Dayot Upamecano ist laut dem kicker der beste Innenverteidiger in der Bundesliga. Gemeinsam mit Jonathan Tah bildet er Bayerns neues Traum-Duo in der Defensive.
Der FC Bayern stellt erneut seine defensive Qualität unter Beweis. In der aktuellen kicker-Rangliste des deutschen Fußballs für die Hinrunde führt mit Dayot Upamecano ausgerechnet ein Spieler das Feld an, der in den vergangenen Jahren immer wieder kritisch beäugt wurde. Nun aber ist der Franzose dort angekommen, wo ihn viele schon lange sehen wollten: an der Spitze der Bundesliga-Innenverteidiger.
Upamecano in Topform – endlich konstant auf Elite-Niveau
Upamecano spielt eine Hinrunde, die sinnbildlich für seinen Reifeprozess steht. Patzer, die ihn früher regelmäßig begleiteten, sind zur Ausnahme geworden.
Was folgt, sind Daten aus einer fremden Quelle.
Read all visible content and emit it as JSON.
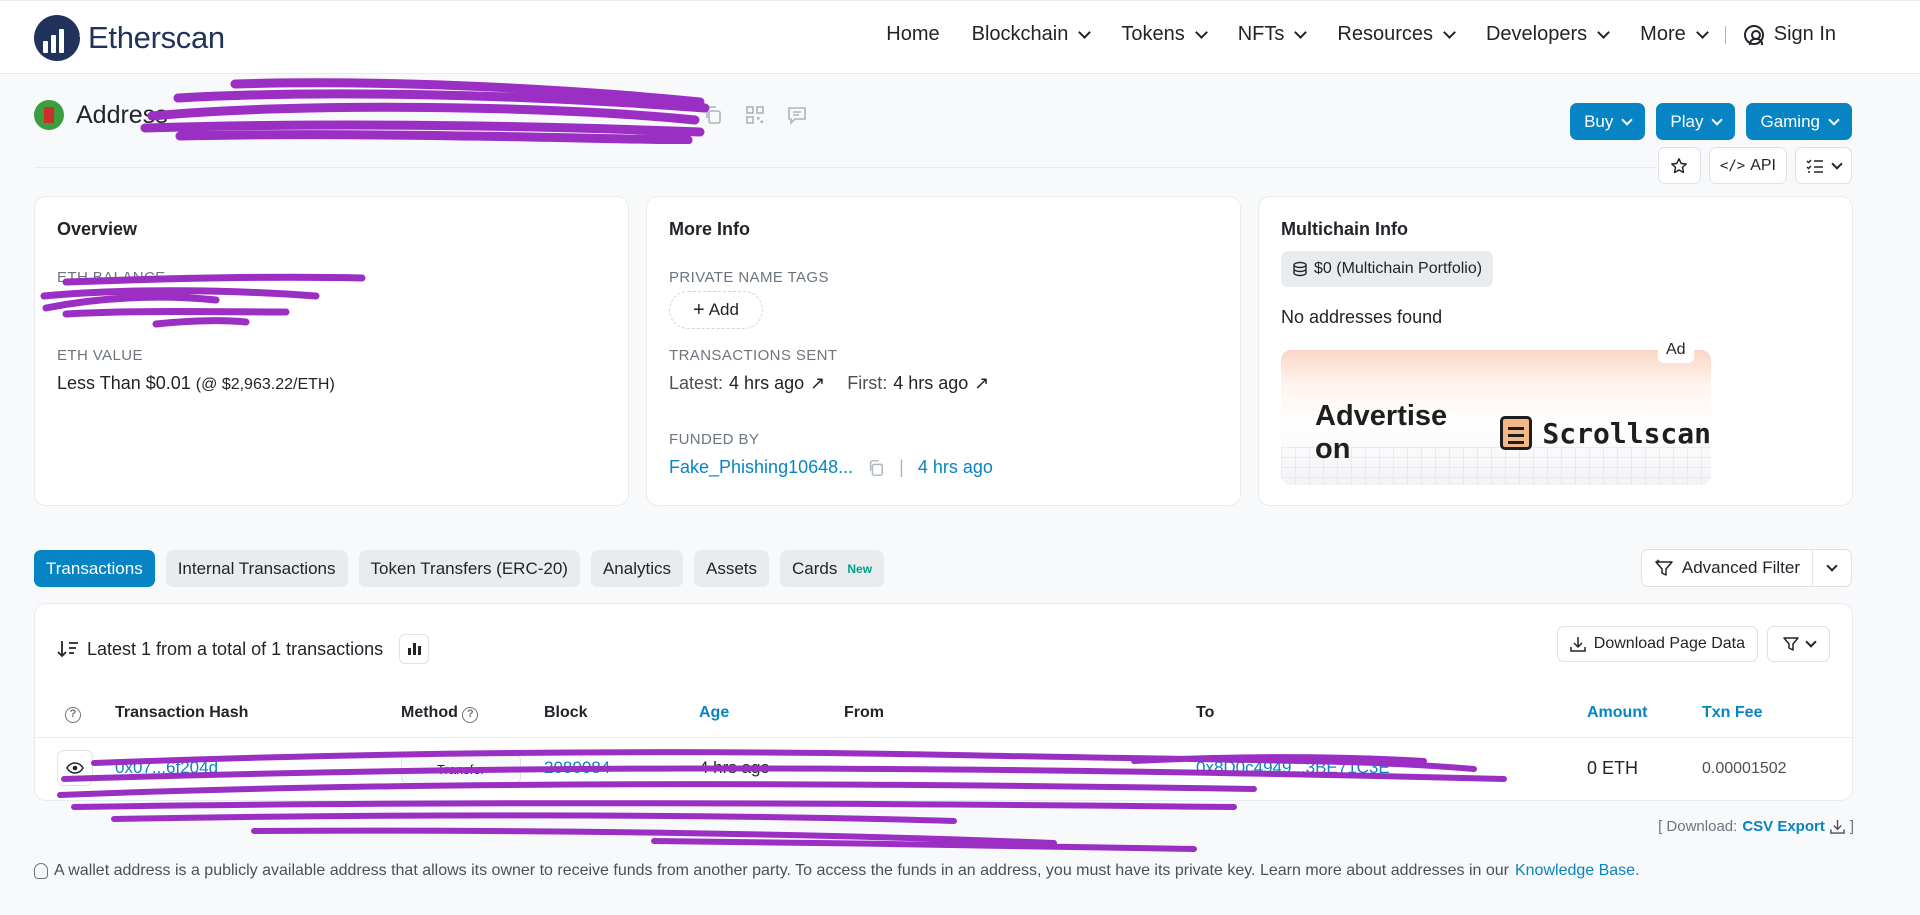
{
  "brand": {
    "name": "Etherscan"
  },
  "nav": {
    "items": [
      {
        "label": "Home",
        "dropdown": false
      },
      {
        "label": "Blockchain",
        "dropdown": true
      },
      {
        "label": "Tokens",
        "dropdown": true
      },
      {
        "label": "NFTs",
        "dropdown": true
      },
      {
        "label": "Resources",
        "dropdown": true
      },
      {
        "label": "Developers",
        "dropdown": true
      },
      {
        "label": "More",
        "dropdown": true
      }
    ],
    "sign_in": "Sign In"
  },
  "address_header": {
    "title": "Address",
    "buttons": [
      "Buy",
      "Play",
      "Gaming"
    ],
    "api_label": "API"
  },
  "overview": {
    "title": "Overview",
    "eth_balance_label": "ETH BALANCE",
    "eth_value_label": "ETH VALUE",
    "eth_value": "Less Than $0.01",
    "eth_price": "(@ $2,963.22/ETH)"
  },
  "more_info": {
    "title": "More Info",
    "private_tags_label": "PRIVATE NAME TAGS",
    "add_label": "Add",
    "tx_sent_label": "TRANSACTIONS SENT",
    "latest_label": "Latest:",
    "latest_value": "4 hrs ago",
    "first_label": "First:",
    "first_value": "4 hrs ago",
    "funded_by_label": "FUNDED BY",
    "funded_by_value": "Fake_Phishing10648...",
    "funded_age": "4 hrs ago"
  },
  "multichain": {
    "title": "Multichain Info",
    "portfolio": "$0 (Multichain Portfolio)",
    "no_addresses": "No addresses found",
    "ad_text": "Advertise on",
    "ad_brand": "Scrollscan",
    "ad_badge": "Ad"
  },
  "tabs": [
    {
      "label": "Transactions",
      "active": true
    },
    {
      "label": "Internal Transactions",
      "active": false
    },
    {
      "label": "Token Transfers (ERC-20)",
      "active": false
    },
    {
      "label": "Analytics",
      "active": false
    },
    {
      "label": "Assets",
      "active": false
    },
    {
      "label": "Cards",
      "active": false,
      "badge": "New"
    }
  ],
  "advanced_filter": "Advanced Filter",
  "transactions": {
    "summary": "Latest 1 from a total of 1 transactions",
    "download_label": "Download Page Data",
    "columns": [
      "Transaction Hash",
      "Method",
      "Block",
      "Age",
      "From",
      "To",
      "Amount",
      "Txn Fee"
    ],
    "rows": [
      {
        "hash": "0x07...6f204d",
        "method": "Transfer",
        "block": "2080084",
        "age": "4 hrs ago",
        "to": "0x8D0c4949...3BE71C3E",
        "amount": "0 ETH",
        "fee": "0.00001502"
      }
    ]
  },
  "csv": {
    "prefix": "[ Download:",
    "link": "CSV Export",
    "suffix": "]"
  },
  "footer": {
    "note": "A wallet address is a publicly available address that allows its owner to receive funds from another party. To access the funds in an address, you must have its private key. Learn more about addresses in our",
    "link": "Knowledge Base."
  },
  "colors": {
    "primary": "#0784c3",
    "scribble": "#9b2fc4"
  }
}
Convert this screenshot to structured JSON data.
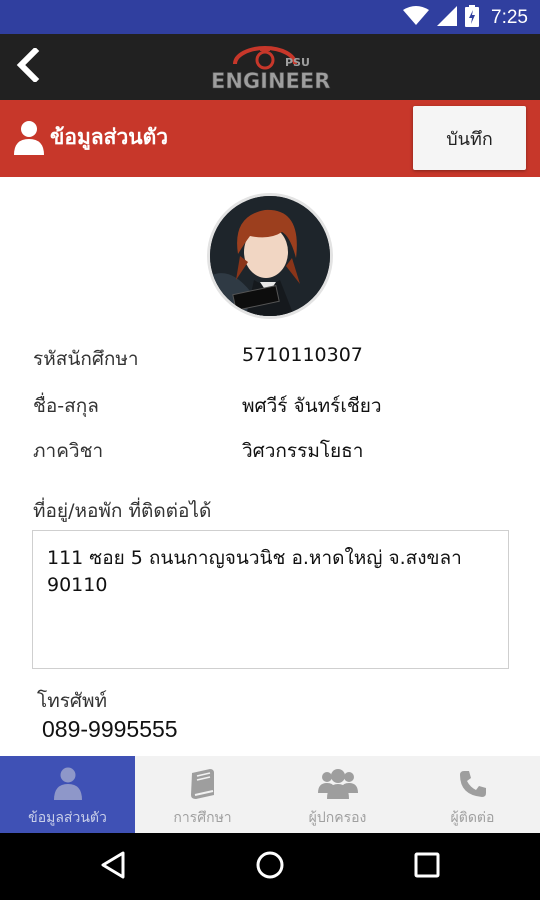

Stattdessen überzeugt der 27-Jährige mit konsequenter Zweikampfführung, exzellenter Antizipation und einer deutlich verbesserten Spieleröffnung. Besonders auf internationalem Niveau war auf ihn Verlass – allen voran beim 2:1 gegen Paris Saint-Germain, als er die Bayern-Defensive anführte und als bester Spieler auf dem Platz galt. Dass er im kicker-Ranking auf Platz eins der „Internationalen Klasse“ landet, ist folgerichtig.
Bemerkenswert: Upamecano steht damit erneut ganz oben – drei Jahre nach seiner letzten Spitzenplatzierung. Der Unterschied diesmal: Seine Leistungen wirken nachhaltiger, stabiler und weniger fehleranfällig. Genau das, was der FC Bayern auf dieser Position lange gesucht hat.
Bayern-Duo prägt das Ranking – auch Kim mit klarem Schritt nach vorn

Neben Upamecano findet sich mit Jonathan Tah ein weiterer Bayern-Spieler auf den vorderen Plätzen. Der Sommer-Neuzugang liegt auf dem dritten Rang und bestätigt in seinem ersten Halbjahr beim Rekordmeister, warum die Verantwortlichen auf ihn gesetzt haben. Abgeklärt, körperlich präsent und mit hoher Passsicherheit agiert der 29-Jährige meist souverän – selbst in Spielen, in denen die Mannschaft insgesamt schwächelte.
Auch Minjae Kim taucht in der Rangliste auf. Der Südkoreaner wird zwar „nur“ der nationalen Klasse zugeordnet, doch seine Entwicklung ist dennoch bemerkenswert. Unter Vincent Kompany scheint ihm die Rolle als Rotationsspieler deutlich besser zu liegen als der Dauerstress der Vorsaison. Wenn Kim spielt, agiert er stabil, konzentriert und deutlich fehlerärmer – ein wichtiger Faktor für die Kadertiefe in der Bayern-Defensive.
Dass mit Nico Schlotterbeck ein Dortmunder zwischen den Bayern-Verteidigern auftaucht, unterstreicht die Qualität der Konkurrenz. Dennoch zeigt das Ranking vor allem eines: Die Innenverteidigung des FC Bayern ist wieder ein echtes Prunkstück. Upamecano als Abwehrchef, Tah als Stabilitätsanker und Kim als verlässliche Option – die Münchner gehen defensiv mit einem Fundament in die Rückrunde, das auch auf höchstem Niveau Bestand hat.